Pourtant, le couloir n'était pas vide... Quand je relève la tête, je repère rapidement Andrews et ses amis riant de moi. Je repère rapidement Aaron, au milieu d'eux. Il ne rit pas. Mais il ne dit rien.
Mon esprit est embrumé. J'entends seulement leurs rires. Ma tête tourne, ma vision se floute et se déforme un peu. Sûrement à cause du choc.
Je regarde un peu autour de moi. Au final, pendant que je réfléchissais, le couloir s'est vidé. Ne reste que quelques personnes, qui ne semblent pas avoir vu grand-chose. Je vois quelques sourcils froncés, mais ils ont plus l'air de penser que je me suis retrouvé au sol de mon fait, et qu'une bande d'imbéciles rient de mon malheur. Aucun ne semble se dire qu'ils peuvent en être à l'origine. C'est toujours difficile, d'intervenir quand on est pas sûr. Encore moins quand il s'agit d'intervenir face à une bande de types bien musclés, qu'on ne connaît pas. Il n'y a pas assez de monde dans ce couloir pour leur tenir tête, si l'un d'eux avait compris.
J'ai envie de regarder Aaron, mais je me retiens. J'ai la sensation que les choses empierreront si Andrews capte un de mes regards dans sa direction. Je me contente d'attendre quelques secondes que ma tête tourne moins pour me relever.
J'ai envie de lui parler. De lui hurler qu'il n'a pas le droit de me laisser subir ses dégénérés d'amis. J'ai envie de m'approcher de lui et de l'embrasser pour leur montrer à tous qui il est vraiment. Il ne me laisserait sûrement pas faire. J'ai envie de le frapper, pour lui montrer ce qu'ils me font. Ils ne me frappent pas réellement. Ils me frappent à l'intérieur. Et ça fait foutrement mal.

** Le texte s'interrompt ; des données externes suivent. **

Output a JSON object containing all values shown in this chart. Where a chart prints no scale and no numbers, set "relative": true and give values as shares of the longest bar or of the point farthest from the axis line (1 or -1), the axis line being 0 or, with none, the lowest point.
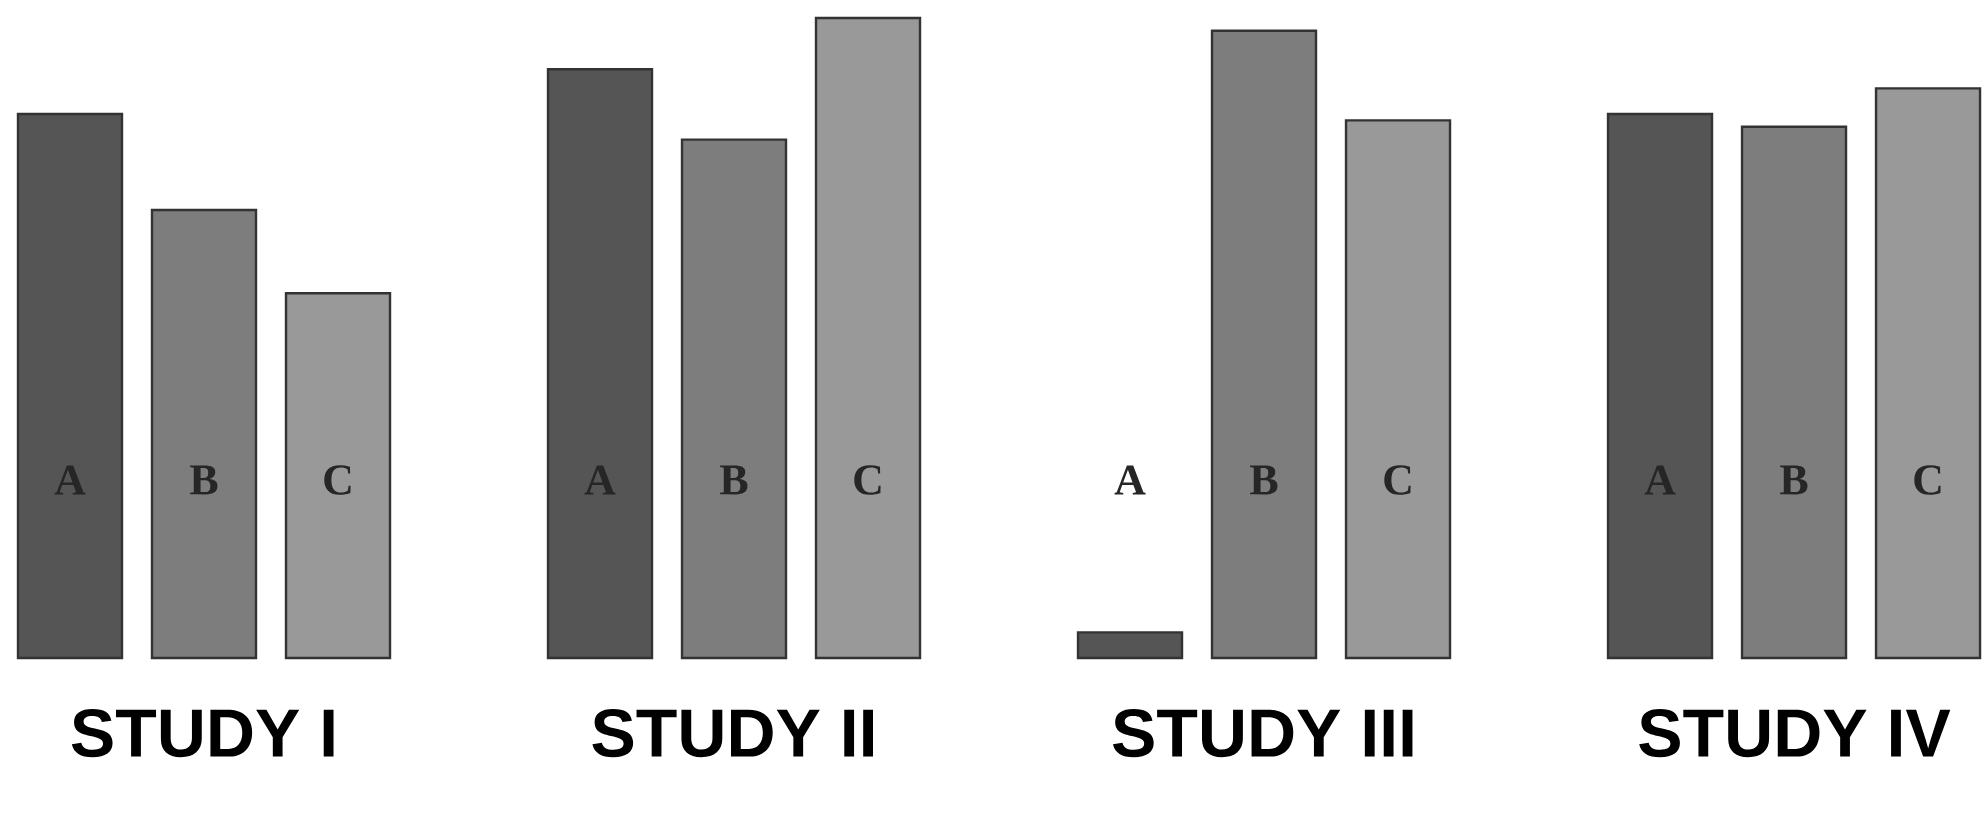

Malgré son silence des derniers jours, j'ai cette toute petite part de confiance en lui qui s'attend à ce qu'il réagisse enfin. Qu'en voyant mon désarroi, et surtout mon corps blessé, il fasse élever sa voix. Mais il ne fait rien. Du coin de l'œil, je crois même le voir détourner le regard.
Je n'ai pas envie de rester planté là, à penser à lui et à la nouvelle déception qu'il me fait vivre. La honte que je ressens est bien trop présente pour qu'il soit ma principale préoccupation. Je suis honteux, alors que ce sont eux qui devraient avoir honte. Mais c'est toujours dans ce sens là. Ce sont les gens qui n'ont rien à se reprocher qui le font, et ceux qui devraient se remettre en question qui se pensent droit dans leurs bottes.
Un fait de société. Quelque chose qu'on ne changera pas avec de beaux discours. On a essayé.
C'est affreux de ressentir un sentiment qu'on ne devrait pas rencontrer quand on est fautif de rien. C'est bien plus blessant que n'importe quelle blessure physique.
J'ai besoin de ne plus entendre leurs rires. Besoin d'oublier ce qu'il vient de se passer. De retrouver mon équilibre avant de tomber.
Une main sur mon nez ensanglanté, je file vers les sanitaires les plus proches. Suffisamment loin tout de même pour qu'ils ne me voient pas y entrer. Pour qu'ils ne sachent pas où je suis.
Ils sont vides. La solitude me fait peur, j'ai l'impression qu'au moindre moment, l'un d'eux va passer la porte pour finir le travail.
Mais après quelques minutes d'attente, personne n'entre, alors je m'autorise à me détendre un peu. Je m'approche des lavabos et m'appuie contre le rebord. Mon nez a cessé de couler, alors j'en profite pour y passer de l'eau. Il est douloureux, et il commence à prendre une jolie teinte bleutée. Mais il n'a pas l'air cassé. Je souffle, en baissant la tête. En commençant cette année, j'ai espéré qu'elle serait tranquille, que les choses seraient calmes, par rapport aux années passées. Au final, après mes deux meilleures amies, c'est sur moi que le destin s'abat. On dit que le karma existe. Qu'avons-nous fait pour mériter un tel acharnement ?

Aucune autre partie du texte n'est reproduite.